Theodore Dalrymple

Would Richard III have claimed PIP?

A portrait of Richard III (Getty images)

Looking at the list breaking down the reasons for which people are granted Personal Independence Payments (PIPSs), up to £180 a week to help them with their daily living and mobility, one cannot help but be reminded of the London Bills of Mortality of the seventeenth century, when some people died ‘frighted’, or of ‘grief’, or ‘lethargy.’

Descanting on his own deformity does nothing to reduce Richard’s unease

Of course, our nosology – our classification of disease – is far more scientific than it was nearly four hundred years ago, except perhaps in one important respect: that of psychological difficulties. This is important because such difficulties are responsible for by far the largest category of claims for PIPs. This, in turn, is alarming because it is often relatively young people who make such claims.

It seems almost as if the volume of PIP grants is inversely related to both the severity and certainty of the diagnosis. Some of the psychological diagnoses are solidly founded, but others, such as anxiety and depression, can be easily simulated. This is not the same as saying that the majority of the hundreds of thousands who claim to be anxious and depressed to the extent of needing financial assistance are faking it: the relationship between what is genuine and what is faked is far more complex than such an assertion would lead one to believe.
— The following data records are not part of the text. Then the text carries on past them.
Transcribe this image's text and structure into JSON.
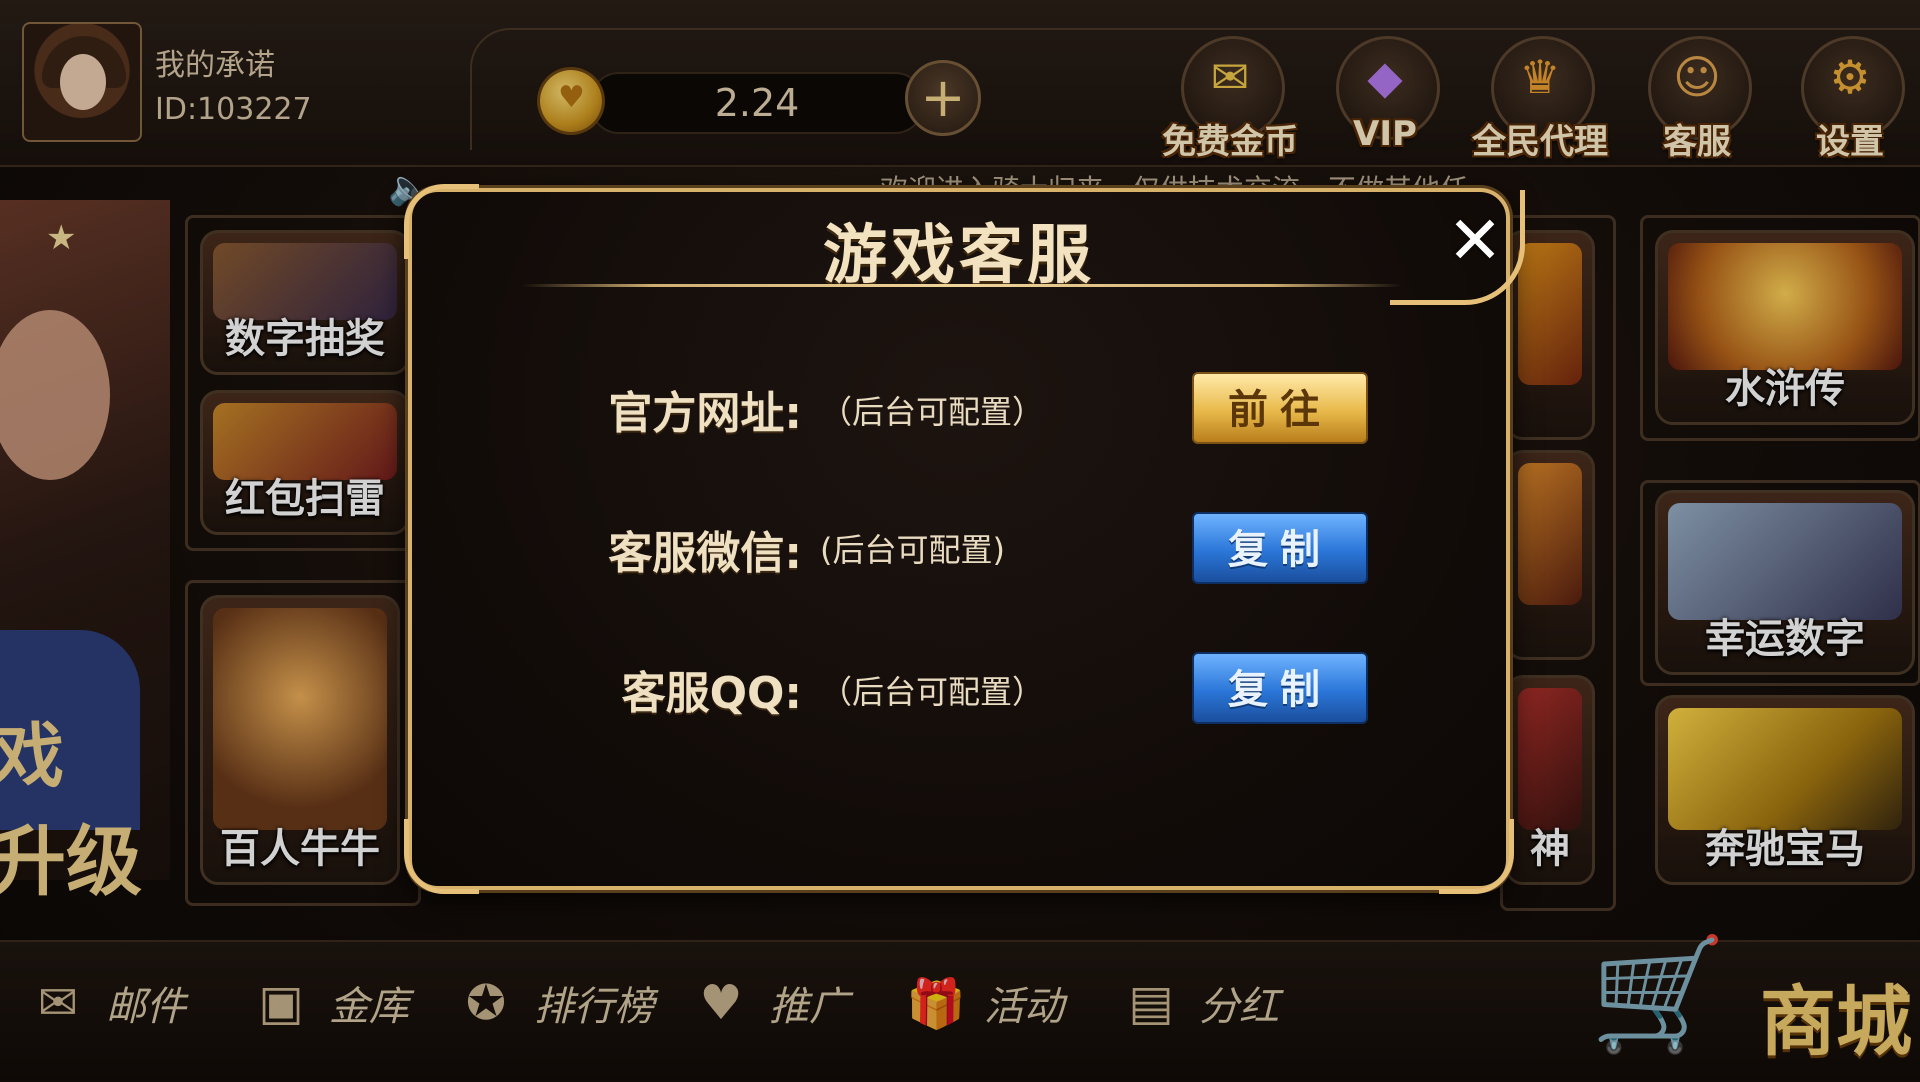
{
  "user": {
    "name": "我的承诺",
    "id": "ID:103227"
  },
  "balance": {
    "amount": "2.24",
    "add_label": "+"
  },
  "top_nav": [
    {
      "label": "免费金币",
      "icon": "coins-icon"
    },
    {
      "label": "VIP",
      "icon": "diamond-icon"
    },
    {
      "label": "全民代理",
      "icon": "crown-icon"
    },
    {
      "label": "客服",
      "icon": "support-icon"
    },
    {
      "label": "设置",
      "icon": "gear-icon"
    }
  ],
  "marquee": "欢迎进入骑士归来，仅供技术交流，不做其他任",
  "side_promo": {
    "line1": "戏",
    "line2": "升级"
  },
  "games_left": [
    {
      "label": "数字抽奖"
    },
    {
      "label": "红包扫雷"
    },
    {
      "label": "百人牛牛"
    }
  ],
  "games_mid": [
    {
      "label": ""
    },
    {
      "label": ""
    },
    {
      "label": "神"
    }
  ],
  "games_right": [
    {
      "label": "水浒传"
    },
    {
      "label": "幸运数字"
    },
    {
      "label": "奔驰宝马"
    }
  ],
  "bottom_nav": [
    {
      "label": "邮件",
      "icon": "mail-icon"
    },
    {
      "label": "金库",
      "icon": "safe-icon"
    },
    {
      "label": "排行榜",
      "icon": "medal-icon"
    },
    {
      "label": "推广",
      "icon": "handshake-icon"
    },
    {
      "label": "活动",
      "icon": "gift-icon"
    },
    {
      "label": "分红",
      "icon": "wallet-icon"
    }
  ],
  "shop_label": "商城",
  "dialog": {
    "title": "游戏客服",
    "close_label": "✕",
    "rows": [
      {
        "label": "官方网址:",
        "value": "（后台可配置）",
        "button": "前往"
      },
      {
        "label": "客服微信:",
        "value": "(后台可配置)",
        "button": "复制"
      },
      {
        "label": "客服QQ:",
        "value": "（后台可配置）",
        "button": "复制"
      }
    ]
  },
  "colors": {
    "gold_button": "#e8b94a",
    "blue_button": "#2a76d8",
    "frame_gold": "#d8b26a"
  }
}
To see how and why, it is worth considering Richard III’s opening soliloquy. William Shakespeare was, of course, a very great psychologist, and understood the workings of the human mind as well as anyone who has ever lived.

Richard III’s condition was real (I mean as Shakespeare described it, not as found under the car park in Leicester). He was severely deformed but not handicapped. He did not cry at the Battle of Bosworth Field, ‘My PIP, my PIP, my kingdom for a PIP!’

It takes no great insight, or effort of empathy, to know that Richard’s deformity was no source of happiness to him and complicated his life. No one would rather be born with his deformity than without it; it is necessary only to be a human being, not a psychologist, to know this.

Richard tells that he cannot take advantage of the peace that has broken out:

      But I, that am not shaped for sportive tricks,

      Nor made to court an amorous looking-glass;

      I, that am rudely stamp’d, and want love’s majesty

      To strut before a wanton ambling nymph;

      I, that am curtail’d of this fair proportion,

      Cheated of feature by dissembling nature,

      Deformed, unfinish’d, sent before my time

      Into this breathing world, scarce half made up,

      And that so lamely and unfashionable

      That dogs bark at me as I halt by them;

       Why, I, in this weak piping time of peace,

       Have no delight to pass away the time,

       Unless to spy my shadow in the sun

       And descant on mine own deformity…

This all sounds perfectly plausible and indeed pitiable. As I mentioned, you need not be a psychologist, only a human being, to understand  and sympathise with Richard. Nor is Richard necessarily insincere as he speaks in this way.

Yet in the very next scene, he is able to seduce, with less difficulty than a veritable Adonis might have experienced, the widow of a man for whose recent death he has been responsible. It is not true, therefore, that he cannot prove the lover; he is actually very good at making love. Even this, however, does not mean that he is entirely insincere in his lamentation. Common experience demonstrates that, in many cases, no amount of success can assuage the sense of bitterness consequent upon some unfairness or injustice suffered: and Richard’s deformity is nothing if not unfair.

The point is that descanting on his own deformity does nothing to reduce Richard’s unease; on the contrary, it magnifies it, and keeps it constantly before his mind. This is no surprise. Descanting on one’s own anxiety or depression, as the very process of psychological diagnosis encourages the anxious or depressed to do, only magnifies, not assuages, their unease. The movement toward so-called Emotional Intelligence appears to be at the very root of, and a significant cause of, the epidemic of psychological discomfort among the young.

We may go further. Richard says:    

   And therefore, since I cannot prove a lover,

   To entertain these fair well-spoken days,

   I am determined to prove a villain

   And hate the idle pleasures of these days.

Having decided, falsely, what he cannot do, he has provided himself with an all-purpose explanation of and excuse for his future behaviour.

I am not, of course, claiming that we have become a nation of Richard IIIs: it is not villains that those who descant on their own anxiety or depression become because they cannot prove the lover, but people who cannot face the difficulties of life (and life is always difficult) without all kinds of props: props that actually maintain their inability that seemingly necessitates them in the first place.